Petit à petit, l'esprit apprend à ne plus rien attendre des autres. On s'éloigne, en dressant des barrières si hautes, qu'on les pensent indestructibles, et pourtant...
Il suffit d'une seconde d'inattention pour qu'une poussière s'infiltre par miracle à travers l'une d'elles, et les dégâts deviennent incontrôlables. Car non contente d'avoir atteint un lieu fermé à tous, elle va tout enrayer, et les barrières qui nous protègent des autres, deviennent notre prison.
Aujourd'hui, la réponse de Matthew, vient me rappeler sans douceur pourquoi rien ni personne ne doit s'infiltrer dans mon périmètre de sécurité. Ses yeux tentent de s'accrocher aux miens, mais chaque parcelle de mon corps lutte péniblement pour ne pas exploser face à sa réponse.

- Emma, tu m'expliques ? s'étonne ma mère.

- On peut rentrer ?

Alors que ma mère salue le voisin, je pénètre dans l'appartement sans un regard en arrière. Il y a tellement d'émotions qui se bousculent en moi, que j'ai l'impression de vaciller sous leur poids. Mais en voyant le visage défait de ma mère, c'est la culpabilité qui vient me cueillir. On s'est toujours promis de tout se dire, mais aujourd'hui j'ai essayé de rendre les derniers événements moins graves, car j'en ai marre de relater la violence. Je suis usée de voir les larmes de ma mère, roulaient le long de ses joues car la cruauté de la vie refait surfaces inlassablement.

- Mon poussin, parle-moi, s'il te plaît ?

Son ton empli de tristesse, finit de me faire détester la vie que l'on mène depuis dix ans.

- J'ai juste travaillé cette nuit au drugstore et il y a eu un braquage. Je voulais pas que tu t'inquiètes pour rien.

- Pour rien ?

- On a connu pire maman, alors oui ça fait mal mais j'ai l'hab...

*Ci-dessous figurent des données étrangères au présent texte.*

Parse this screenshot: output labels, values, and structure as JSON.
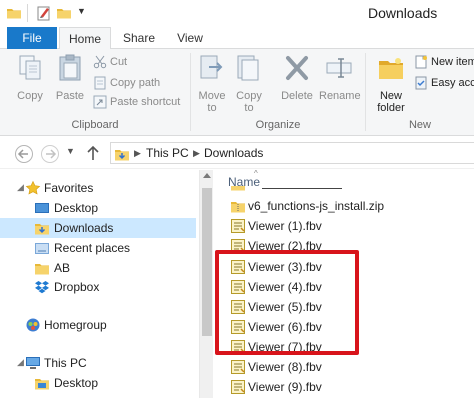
{
  "window": {
    "title": "Downloads"
  },
  "ribbon": {
    "tabs": [
      "File",
      "Home",
      "Share",
      "View"
    ],
    "clipboard": {
      "group_label": "Clipboard",
      "copy": "Copy",
      "paste": "Paste",
      "cut": "Cut",
      "copy_path": "Copy path",
      "paste_shortcut": "Paste shortcut"
    },
    "organize": {
      "group_label": "Organize",
      "move_to": "Move to",
      "copy_to": "Copy to",
      "delete": "Delete",
      "rename": "Rename"
    },
    "new": {
      "group_label": "New",
      "new_folder": "New folder",
      "new_item": "New item",
      "easy_access": "Easy acce"
    }
  },
  "address": {
    "crumbs": [
      "This PC",
      "Downloads"
    ]
  },
  "nav_pane": {
    "items": [
      {
        "label": "Favorites",
        "icon": "star-icon"
      },
      {
        "label": "Desktop",
        "icon": "desktop-icon"
      },
      {
        "label": "Downloads",
        "icon": "downloads-folder-icon"
      },
      {
        "label": "Recent places",
        "icon": "recent-places-icon"
      },
      {
        "label": "AB",
        "icon": "folder-icon"
      },
      {
        "label": "Dropbox",
        "icon": "dropbox-icon"
      },
      {
        "label": "Homegroup",
        "icon": "homegroup-icon"
      },
      {
        "label": "This PC",
        "icon": "computer-icon"
      },
      {
        "label": "Desktop",
        "icon": "desktop-icon"
      }
    ]
  },
  "file_list": {
    "column_name": "Name",
    "files": [
      {
        "name": "v6_functions-js_install.zip",
        "icon": "zip-folder-icon"
      },
      {
        "name": "Viewer (1).fbv",
        "icon": "fbv-file-icon"
      },
      {
        "name": "Viewer (2).fbv",
        "icon": "fbv-file-icon"
      },
      {
        "name": "Viewer (3).fbv",
        "icon": "fbv-file-icon"
      },
      {
        "name": "Viewer (4).fbv",
        "icon": "fbv-file-icon"
      },
      {
        "name": "Viewer (5).fbv",
        "icon": "fbv-file-icon"
      },
      {
        "name": "Viewer (6).fbv",
        "icon": "fbv-file-icon"
      },
      {
        "name": "Viewer (7).fbv",
        "icon": "fbv-file-icon"
      },
      {
        "name": "Viewer (8).fbv",
        "icon": "fbv-file-icon"
      },
      {
        "name": "Viewer (9).fbv",
        "icon": "fbv-file-icon"
      }
    ]
  },
  "colors": {
    "file_tab": "#1979ca",
    "selection": "#cce8ff",
    "highlight_box": "#d8141b",
    "folder": "#e8b938"
  }
}
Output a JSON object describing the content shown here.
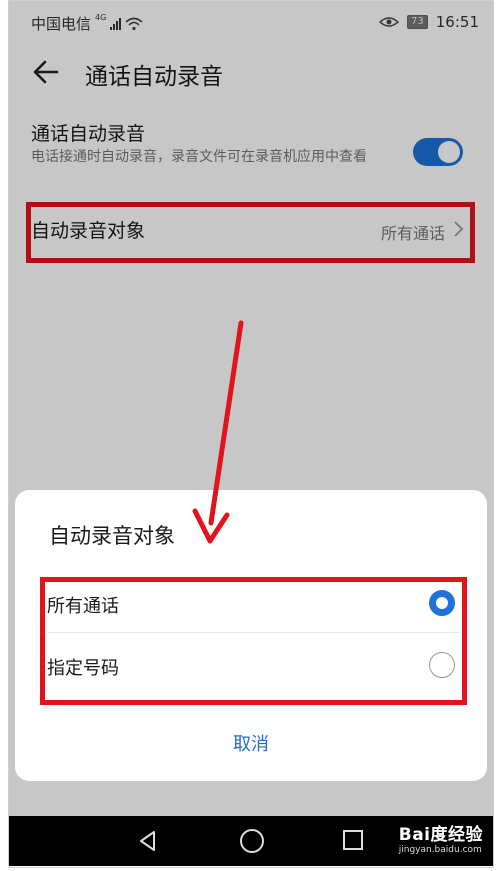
{
  "status_bar": {
    "carrier": "中国电信",
    "network": "4G",
    "battery": "73",
    "time": "16:51"
  },
  "header": {
    "title": "通话自动录音",
    "back_icon": "arrow-left-icon"
  },
  "settings": {
    "auto_record": {
      "label": "通话自动录音",
      "description": "电话接通时自动录音，录音文件可在录音机应用中查看",
      "enabled": true
    },
    "record_target": {
      "label": "自动录音对象",
      "value": "所有通话"
    }
  },
  "dialog": {
    "title": "自动录音对象",
    "options": [
      {
        "label": "所有通话",
        "selected": true
      },
      {
        "label": "指定号码",
        "selected": false
      }
    ],
    "cancel_label": "取消"
  },
  "watermark": {
    "brand": "Bai度经验",
    "url": "jingyan.baidu.com"
  },
  "colors": {
    "accent": "#1e73d8",
    "highlight": "#e0141c"
  }
}
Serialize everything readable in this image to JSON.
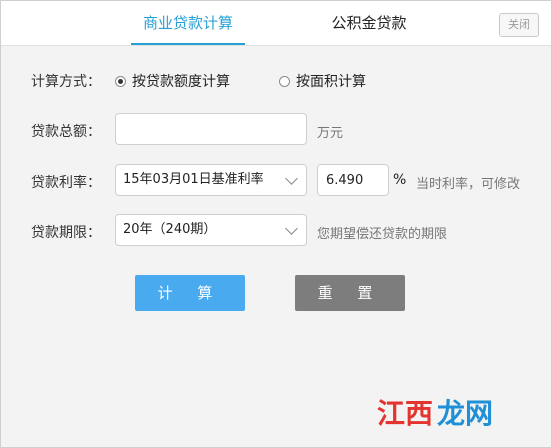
{
  "tabs": [
    {
      "label": "商业贷款计算",
      "active": true
    },
    {
      "label": "公积金贷款",
      "active": false
    }
  ],
  "close_label": "关闭",
  "calc_mode": {
    "label": "计算方式：",
    "options": [
      {
        "label": "按贷款额度计算",
        "checked": true
      },
      {
        "label": "按面积计算",
        "checked": false
      }
    ]
  },
  "amount": {
    "label": "贷款总额：",
    "value": "",
    "unit": "万元"
  },
  "rate": {
    "label": "贷款利率：",
    "selected": "15年03月01日基准利率",
    "value": "6.490",
    "unit": "%",
    "hint": "当时利率，可修改"
  },
  "term": {
    "label": "贷款期限：",
    "selected": "20年（240期）",
    "hint": "您期望偿还贷款的期限"
  },
  "buttons": {
    "calculate": "计 算",
    "reset": "重 置"
  },
  "watermark": {
    "text": "江西龙网",
    "colors": {
      "red": "#e3342f",
      "blue": "#1f8fd6"
    }
  }
}
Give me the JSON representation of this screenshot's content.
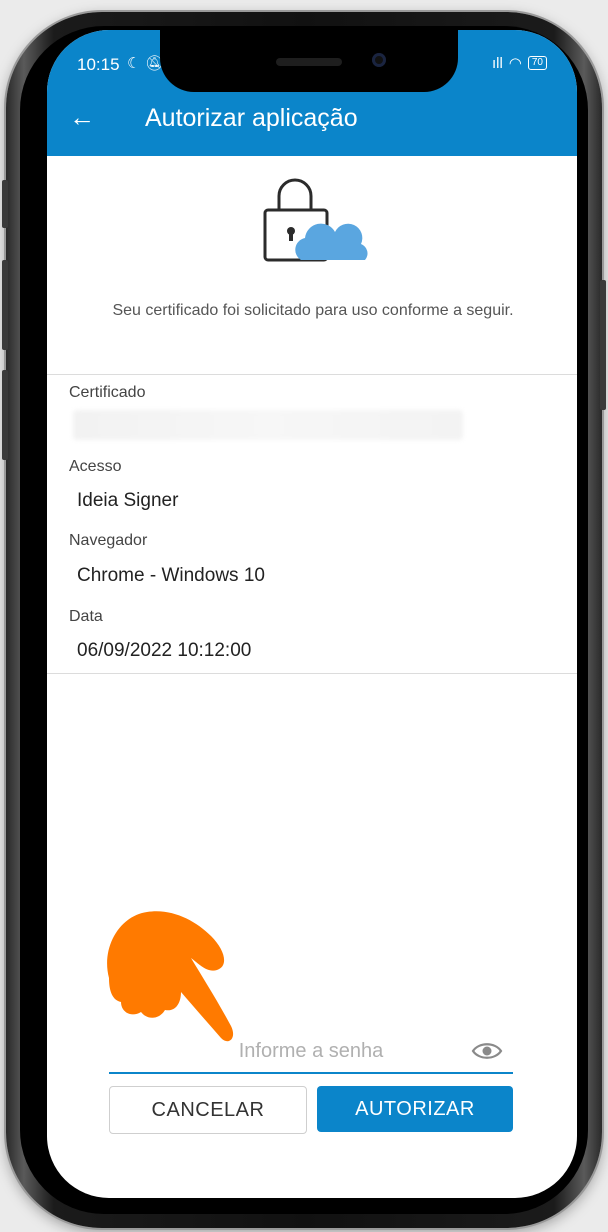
{
  "status": {
    "time": "10:15",
    "battery": "70"
  },
  "appbar": {
    "title": "Autorizar aplicação",
    "back_icon": "arrow-left-icon"
  },
  "intro_text": "Seu certificado foi solicitado para uso conforme a seguir.",
  "fields": [
    {
      "label": "Certificado",
      "value": ""
    },
    {
      "label": "Acesso",
      "value": "Ideia Signer"
    },
    {
      "label": "Navegador",
      "value": "Chrome - Windows 10"
    },
    {
      "label": "Data",
      "value": "06/09/2022 10:12:00"
    }
  ],
  "password": {
    "placeholder": "Informe a senha",
    "value": ""
  },
  "buttons": {
    "cancel": "CANCELAR",
    "authorize": "AUTORIZAR"
  },
  "colors": {
    "primary": "#0b85ca",
    "accent_hand": "#ff7a00",
    "cloud": "#5aa6e0"
  }
}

Je me stoppe avant de finir cette phrase qui est en train de me briser. Admettre cette vérité, celle qui te rappelles que la violence a été ton quotidien et reste ancrée dans chaque recoins de ton être est bien trop brutal.
Ma mère m'observe sans dire un mot, avant de s'éloigner rapidement jusque dans sa chambre. Et je sais qu'elle se cache pour déverser toute la rage et la tristesse à l'entente de ma phrase.

En me glissant dans mon lit, ma colère se dirige une nouvelle fois contre le voisin. Il ne mérite même plus que je le nomme. Le fait qu'il fasse du judo m'a fait baisser ma garde, lui laissant cette possibilité de m'atteindre. Mais dès demain, je vais remettre cette distance que j'ai toujours mise avec tout le monde. Et c'est avec cette certitude que je m'endors les écouteurs dans les oreilles.

Le réveil est compliqué ce matin, mon corps entier semble être passé sous un 38 tonnes. Mes muscles sont contracturés, et ma lèvre me lance. En arrivant dans la cuisine, le petit-déjeuner est prêts, ma mère se précipitant sur moi pour me prendre dans ses bras. Cette étreinte est une conversation silencieuse. Malgré la douleur à l'abdomen qui se réveille, ce calin me fait beaucoup de bien.
En sortant de l'appartement pour aller au travail, je prie pour ne pas croiser le voisin, qui fort heureusement ne traîne pas dans les couloirs ce matin.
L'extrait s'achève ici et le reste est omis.